Certes Madame Giraldi n’exagérait pas en redisant sur un ton animé, chaque détail de cette scène, à jamais gravée dans sa mémoire ; son imagination en était encore si frappée, qu’en racontant les aveux du jeune homme elle imitait, sans en avoir conscience, l’intonation, les gestes, le regard fixe, la voix assourdie, les doigts crispés dans le vide, enfin le dément qu’était Dupras.

— Ce n’est pas la justice qu’il eût fallu prévenir, reprit Madame Walfish ; le médecin lui était autrement nécessaire.

— C’est ce que nous avons fait ; le Vicomte, mon beau-fils, aidé de mon mari, a pu entraîner Dupras dans sa chambre, où il l’a veillé toute la nuit ; puis ce matin nous avons téléphoné au Docteur Smith de Montréal.

Répondant de suite à notre appel, une heure plus tard, il arrivait. Après le récit qui lui fut fait et après un examen attentif du patient, il a ordonné l’internement immédiat du malade, signant en hâte un certificat avec lequel le Vicomte, assisté d’un service d’ambulance, l’a conduit directement au Sanatorium de la Longue-Pointe. Oh ! il n’a fait aucune résistance : sa crise l’a laissé épuisé, anéanti.

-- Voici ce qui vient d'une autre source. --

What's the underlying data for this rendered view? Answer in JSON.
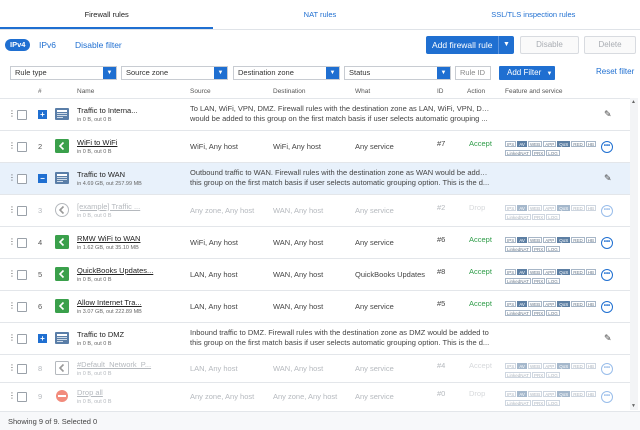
{
  "tabs": [
    {
      "label": "Firewall rules",
      "active": true
    },
    {
      "label": "NAT rules",
      "active": false
    },
    {
      "label": "SSL/TLS inspection rules",
      "active": false
    }
  ],
  "toolbar": {
    "ipv4": "IPv4",
    "ipv6": "IPv6",
    "disable_filter": "Disable filter",
    "add_rule": "Add firewall rule",
    "disable": "Disable",
    "delete": "Delete"
  },
  "filters": {
    "rule_type": "Rule type",
    "source_zone": "Source zone",
    "destination_zone": "Destination zone",
    "status": "Status",
    "rule_id_placeholder": "Rule ID",
    "add_filter": "Add Filter",
    "reset_filter": "Reset filter"
  },
  "columns": {
    "num": "#",
    "name": "Name",
    "source": "Source",
    "destination": "Destination",
    "what": "What",
    "id": "ID",
    "action": "Action",
    "feature": "Feature and service"
  },
  "rows": [
    {
      "type": "group",
      "name": "Traffic to Interna...",
      "stats": "in 0 B, out 0 B",
      "desc1": "To LAN, WiFi, VPN, DMZ. Firewall rules with the destination zone as LAN, WiFi, VPN, DMZ",
      "desc2": "would be added to this group on the first match basis if user selects automatic grouping ..."
    },
    {
      "type": "rule",
      "num": "2",
      "name": "WiFi to WiFi",
      "stats": "in 0 B, out 0 B",
      "source": "WiFi, Any host",
      "destination": "WiFi, Any host",
      "what": "Any service",
      "id": "#7",
      "action": "Accept"
    },
    {
      "type": "group",
      "selected": true,
      "name": "Traffic to WAN",
      "stats": "in 4.69 GB, out 257.99 MB",
      "desc1": "Outbound traffic to WAN. Firewall rules with the destination zone as WAN would be added to",
      "desc2": "this group on the first match basis if user selects automatic grouping option. This is the d..."
    },
    {
      "type": "rule",
      "off": true,
      "num": "3",
      "name": "[example] Traffic ...",
      "stats": "in 0 B, out 0 B",
      "source": "Any zone, Any host",
      "destination": "WAN, Any host",
      "what": "Any service",
      "id": "#2",
      "action": "Drop"
    },
    {
      "type": "rule",
      "num": "4",
      "name": "RMW WiFi to WAN",
      "stats": "in 1.62 GB, out 35.10 MB",
      "source": "WiFi, Any host",
      "destination": "WAN, Any host",
      "what": "Any service",
      "id": "#6",
      "action": "Accept"
    },
    {
      "type": "rule",
      "num": "5",
      "name": "QuickBooks Updates...",
      "stats": "in 0 B, out 0 B",
      "source": "LAN, Any host",
      "destination": "WAN, Any host",
      "what": "QuickBooks Updates",
      "id": "#8",
      "action": "Accept"
    },
    {
      "type": "rule",
      "num": "6",
      "name": "Allow Internet Tra...",
      "stats": "in 3.07 GB, out 222.89 MB",
      "source": "LAN, Any host",
      "destination": "WAN, Any host",
      "what": "Any service",
      "id": "#5",
      "action": "Accept"
    },
    {
      "type": "group",
      "name": "Traffic to DMZ",
      "stats": "in 0 B, out 0 B",
      "desc1": "Inbound traffic to DMZ. Firewall rules with the destination zone as DMZ would be added to",
      "desc2": "this group on the first match basis if user selects automatic grouping option. This is the d..."
    },
    {
      "type": "rule",
      "off": true,
      "num": "8",
      "name": "#Default_Network_P...",
      "stats": "in 0 B, out 0 B",
      "source": "LAN, Any host",
      "destination": "WAN, Any host",
      "what": "Any service",
      "id": "#4",
      "action": "Accept"
    },
    {
      "type": "rule",
      "off": true,
      "num": "9",
      "name": "Drop all",
      "stats": "in 0 B, out 0 B",
      "source": "Any zone, Any host",
      "destination": "Any zone, Any host",
      "what": "Any service",
      "id": "#0",
      "action": "Drop"
    }
  ],
  "feature_badges": {
    "line1": [
      "IPS",
      "AV",
      "WEB",
      "APP",
      "QoS",
      "RED",
      "HB"
    ],
    "line2": [
      "LinkedNAT",
      "PRX",
      "LOG"
    ]
  },
  "icons": {
    "group": "folder-group-icon",
    "accept": "arrow-accept-icon",
    "drop": "drop-icon"
  },
  "colors": {
    "accent": "#1f6fd1",
    "accept": "#2e9c48",
    "drop": "#d24c3f",
    "group_icon": "#5a7ea8"
  },
  "footer": {
    "status": "Showing 9 of 9. Selected 0"
  }
}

— Après leur départ, acheva Lédia, mon mari est allé prendre un peu de repos ; quant à moi, je me sentais trop enfiévrée pour essayer de dormir ; ce matin, après déjeuner, je priai de me conduire chez vous. J’avais besoin de vous voir, de vous demander conseil !… Mon mari me disait naguère :

— « Que devons-nous faire, informer la police des aveux de Dupras, ou n’y attacher pas plus d’importance qu’aux dénégations d’un détraqué » ?

Je n’ai su que lui répondre. — Nous n’avons encore pris aucune résolution.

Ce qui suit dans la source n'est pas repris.